Dr Ashleigh recently moved with his family from Sydney to take on the challenging role of deputy executive director at Brisbane Catholic Education.
He has spent much of the past decade at the leading edge of digital learning, focusing on educational measurement, eLearning and “the IT environment” in Sydney Catholic Schools.
“I consider myself, through my various roles, as an innovator,” he said.
In 2005, Dr Ashleigh completed doctoral studies at the Australian Catholic University, with a thesis entitled “A study of successful implementation and management of educational technology in three New South Wales primary schools”.
He sees the possibilities of technology as an enabler supporting and enhancing education practices where greater levels of learning personalisation and autonomy are possible – leading ultimately to fundamental shifts in the working environments of schools.
“No question, we are in an age of exponential change and our ability and agility to cope is put under enormous pressure,” he said.
“The demographic of our staff is such that many of the staff who are in leadership positions haven’t grown up with the technology that the younger staff find is second nature.”
In his most recent role as director financial corporate and ICT Services in Sydney Catholic Schools, Dr Ashleigh had his finger on the pulse of digital change and the possibilities and challenges of eLearning.
Addressing the Sydney Schools Archdiocesan eLearing showcase, Dr Ashleigh told his audience, “As educators, we live in very exciting times”.

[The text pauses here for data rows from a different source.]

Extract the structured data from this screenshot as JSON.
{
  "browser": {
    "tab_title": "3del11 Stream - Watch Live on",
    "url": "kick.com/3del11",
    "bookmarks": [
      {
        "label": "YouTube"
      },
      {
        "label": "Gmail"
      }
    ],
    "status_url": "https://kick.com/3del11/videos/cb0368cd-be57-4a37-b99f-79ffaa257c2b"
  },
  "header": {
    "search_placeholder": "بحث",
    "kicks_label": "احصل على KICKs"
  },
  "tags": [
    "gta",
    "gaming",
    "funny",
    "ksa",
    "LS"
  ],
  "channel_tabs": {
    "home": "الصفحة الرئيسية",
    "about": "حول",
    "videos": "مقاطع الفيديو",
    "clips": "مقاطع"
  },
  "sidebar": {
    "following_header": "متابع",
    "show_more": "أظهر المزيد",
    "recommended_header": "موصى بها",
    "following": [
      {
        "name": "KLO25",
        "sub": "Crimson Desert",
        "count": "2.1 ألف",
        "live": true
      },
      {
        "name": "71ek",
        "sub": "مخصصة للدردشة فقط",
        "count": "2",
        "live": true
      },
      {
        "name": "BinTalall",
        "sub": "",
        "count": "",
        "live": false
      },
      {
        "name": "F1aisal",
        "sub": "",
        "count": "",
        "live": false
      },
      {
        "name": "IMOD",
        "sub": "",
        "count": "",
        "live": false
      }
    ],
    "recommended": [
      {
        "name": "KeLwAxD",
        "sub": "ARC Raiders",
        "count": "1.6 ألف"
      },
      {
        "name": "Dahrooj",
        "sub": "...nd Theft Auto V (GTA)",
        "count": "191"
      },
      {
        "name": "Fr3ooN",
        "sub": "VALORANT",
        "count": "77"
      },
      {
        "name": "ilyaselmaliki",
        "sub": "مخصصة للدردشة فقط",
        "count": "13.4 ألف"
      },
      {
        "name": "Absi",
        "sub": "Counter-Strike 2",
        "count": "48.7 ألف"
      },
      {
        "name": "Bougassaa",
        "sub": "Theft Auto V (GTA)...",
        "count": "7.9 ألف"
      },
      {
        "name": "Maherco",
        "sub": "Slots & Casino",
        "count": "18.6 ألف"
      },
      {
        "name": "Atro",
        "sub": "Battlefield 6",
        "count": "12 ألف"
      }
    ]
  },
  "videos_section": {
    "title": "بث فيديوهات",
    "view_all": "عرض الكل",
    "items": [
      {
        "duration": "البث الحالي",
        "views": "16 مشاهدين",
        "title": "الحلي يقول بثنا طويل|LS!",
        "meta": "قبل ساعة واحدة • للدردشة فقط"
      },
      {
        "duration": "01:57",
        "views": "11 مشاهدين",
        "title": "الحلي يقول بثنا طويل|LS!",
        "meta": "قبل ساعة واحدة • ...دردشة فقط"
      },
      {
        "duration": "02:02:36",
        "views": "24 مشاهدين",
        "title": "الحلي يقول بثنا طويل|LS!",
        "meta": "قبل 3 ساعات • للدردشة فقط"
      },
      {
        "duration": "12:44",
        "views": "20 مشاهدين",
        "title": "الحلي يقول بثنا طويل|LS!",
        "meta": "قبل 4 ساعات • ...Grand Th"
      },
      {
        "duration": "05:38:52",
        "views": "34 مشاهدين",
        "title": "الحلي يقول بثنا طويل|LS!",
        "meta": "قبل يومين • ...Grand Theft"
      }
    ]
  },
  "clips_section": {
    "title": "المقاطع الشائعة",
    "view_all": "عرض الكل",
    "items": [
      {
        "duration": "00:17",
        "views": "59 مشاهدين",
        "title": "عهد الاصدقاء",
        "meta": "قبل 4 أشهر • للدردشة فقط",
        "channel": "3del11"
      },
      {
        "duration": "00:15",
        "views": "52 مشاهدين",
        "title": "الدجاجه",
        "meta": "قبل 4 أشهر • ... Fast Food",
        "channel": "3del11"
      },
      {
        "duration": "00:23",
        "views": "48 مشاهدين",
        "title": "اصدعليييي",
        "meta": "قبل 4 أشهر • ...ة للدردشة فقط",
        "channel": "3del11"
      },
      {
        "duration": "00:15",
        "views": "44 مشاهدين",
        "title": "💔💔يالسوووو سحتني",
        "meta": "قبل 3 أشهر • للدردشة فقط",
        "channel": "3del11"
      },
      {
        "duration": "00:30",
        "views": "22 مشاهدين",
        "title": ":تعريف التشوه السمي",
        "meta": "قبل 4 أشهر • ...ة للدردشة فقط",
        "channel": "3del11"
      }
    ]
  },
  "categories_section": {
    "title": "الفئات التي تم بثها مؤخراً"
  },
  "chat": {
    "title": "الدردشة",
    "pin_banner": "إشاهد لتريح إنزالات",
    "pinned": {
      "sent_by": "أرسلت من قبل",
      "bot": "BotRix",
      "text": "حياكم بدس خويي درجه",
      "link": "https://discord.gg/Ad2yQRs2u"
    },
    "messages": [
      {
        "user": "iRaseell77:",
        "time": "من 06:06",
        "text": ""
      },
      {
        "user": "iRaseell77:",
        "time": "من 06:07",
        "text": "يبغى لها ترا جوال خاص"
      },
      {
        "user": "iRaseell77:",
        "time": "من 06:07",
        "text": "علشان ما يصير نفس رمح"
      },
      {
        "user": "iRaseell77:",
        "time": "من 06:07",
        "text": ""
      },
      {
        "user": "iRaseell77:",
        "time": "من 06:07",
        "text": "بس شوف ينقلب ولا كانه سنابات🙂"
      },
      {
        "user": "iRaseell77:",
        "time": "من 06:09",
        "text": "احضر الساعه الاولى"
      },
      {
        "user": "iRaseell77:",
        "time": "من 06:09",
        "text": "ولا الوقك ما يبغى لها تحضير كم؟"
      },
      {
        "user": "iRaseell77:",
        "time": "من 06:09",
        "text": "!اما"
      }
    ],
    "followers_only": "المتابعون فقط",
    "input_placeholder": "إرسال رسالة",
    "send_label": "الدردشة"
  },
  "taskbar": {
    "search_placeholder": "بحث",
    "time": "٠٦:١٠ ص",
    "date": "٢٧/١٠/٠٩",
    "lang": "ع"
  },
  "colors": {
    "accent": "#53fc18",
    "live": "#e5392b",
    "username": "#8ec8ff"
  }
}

“The relationship between teacher and student has never had the possibility to be so rich and rewarding for both parties,” he said.
“If you think of learning as a journey where the journey is more important than the destination, what becomes vital is the process of the journeying.
“With the rate of change and the unpredictability of change, having an end point to learning is pointless – hence, the concept of life-long learning and the school as a learning organisation.
“However, it should not be automatically assumed that growing up in a technology-rich world will be sufficient to ensure effective integration of technology that transforms the learning experience in the classroom.”
While innovation is a passion for Dr Ashleigh, he will face a myriad of challenges in his new role in charge of 72,000 students across south-east Queensland.
“I do bring to the role a diversity of experience having worked in five dioceses and congregational schools, which will be valuable because the role of deputy executive director is so broad, covering Catholic identity, religious education, professional learning, teaching and learning as well as having a strong connection with the South and North Service centres,” he said.
“A critical part of the role is working with diverse teams and getting the best out of groups, motivating staff, identifying talent, looking for greater opportunities of alignment across our key strategies.
“In particular, ensuring that BCE’s key strategies, strengthening Catholic identity and delivering excellent learning and teaching guide the work of the Learning Services directorate.”
Dr Ashleigh said he had visited 11 schools in the Archdiocese of Brisbane, and he intended to visit many more in order to gain a grounded and contextual overview of school life in Brisbane Catholic Education.
Dr Ashleigh said he drew on the love and nurturing of his own family to help guide him in his work.
His wife Bernadette is a social worker who has worked as an adoption counsellor, and they have four adult children – Conor, Liam, Niall and Siobhan, who he said all attended Catholic schools and “loved it”.
“I align with my own faith journey in the sense, that, like anyone’s journey it’s tested by experience and challenges in your own backyard,” he said.
“Having four children there are always challenges, but I suppose I relied on having strong connections with various aspects of the Church.
“I grew up with a strong connection with the Christian Brothers and Josephite Sisters reinforced by my parents who migrated to Australia from Ireland in the early 1950s.
“I was immersed in the charisms of both orders as a student and teacher which initiated an interest in the development of charism and the role they play in shaping young people’s lives.”
Dr Ashleigh said he searched for ways to make the Church a meaningful and a real experience for students.
“I try and look for innovative ways to do that, trying to keep true to our core value, particularly our Gospel values that have allowed us to have our richness of tradition and sacramental life that is vitally important,” he said.
Dr Ashleigh highlights the importance of nurturing a strong connection between school and local parish.
He considers this relationship a vital and fundamental characteristic of Catholic schools that must be enhanced through education programs and religious celebration.
“I know our schools are working really hard to sow the seed through their relationship with their local clergy exploring opportunities to make religious celebration and sacramental life of the school as engaging as possible for the younger people,” he said.
“It’s really important to sow that seed because if young people do happen to move away from the Church for a period, we want them to draw on positive and life-giving experiences of the religious life of the school and parish and know they will be welcomed wholeheartedly in their Catholic community.
“And in the context of the Year of Mercy the door is always open and it’s an opportunity for reconnection and renewal.”
Dr Ashleigh said keeping Catholic schools safe was another of his key tasks, and one he gave utmost priority.
“We as a community of educators are acutely tuned and aware now of the importance of education and creating the environment where people are safe to grow in their understanding,” he said.
“We take the safety and wellbeing of staff and students exceptionally seriously.
“As an education system Brisbane Catholic Education places great importance on ensuring that appropriate policies, guidelines and induction programs are in place as part of staff training and induction.”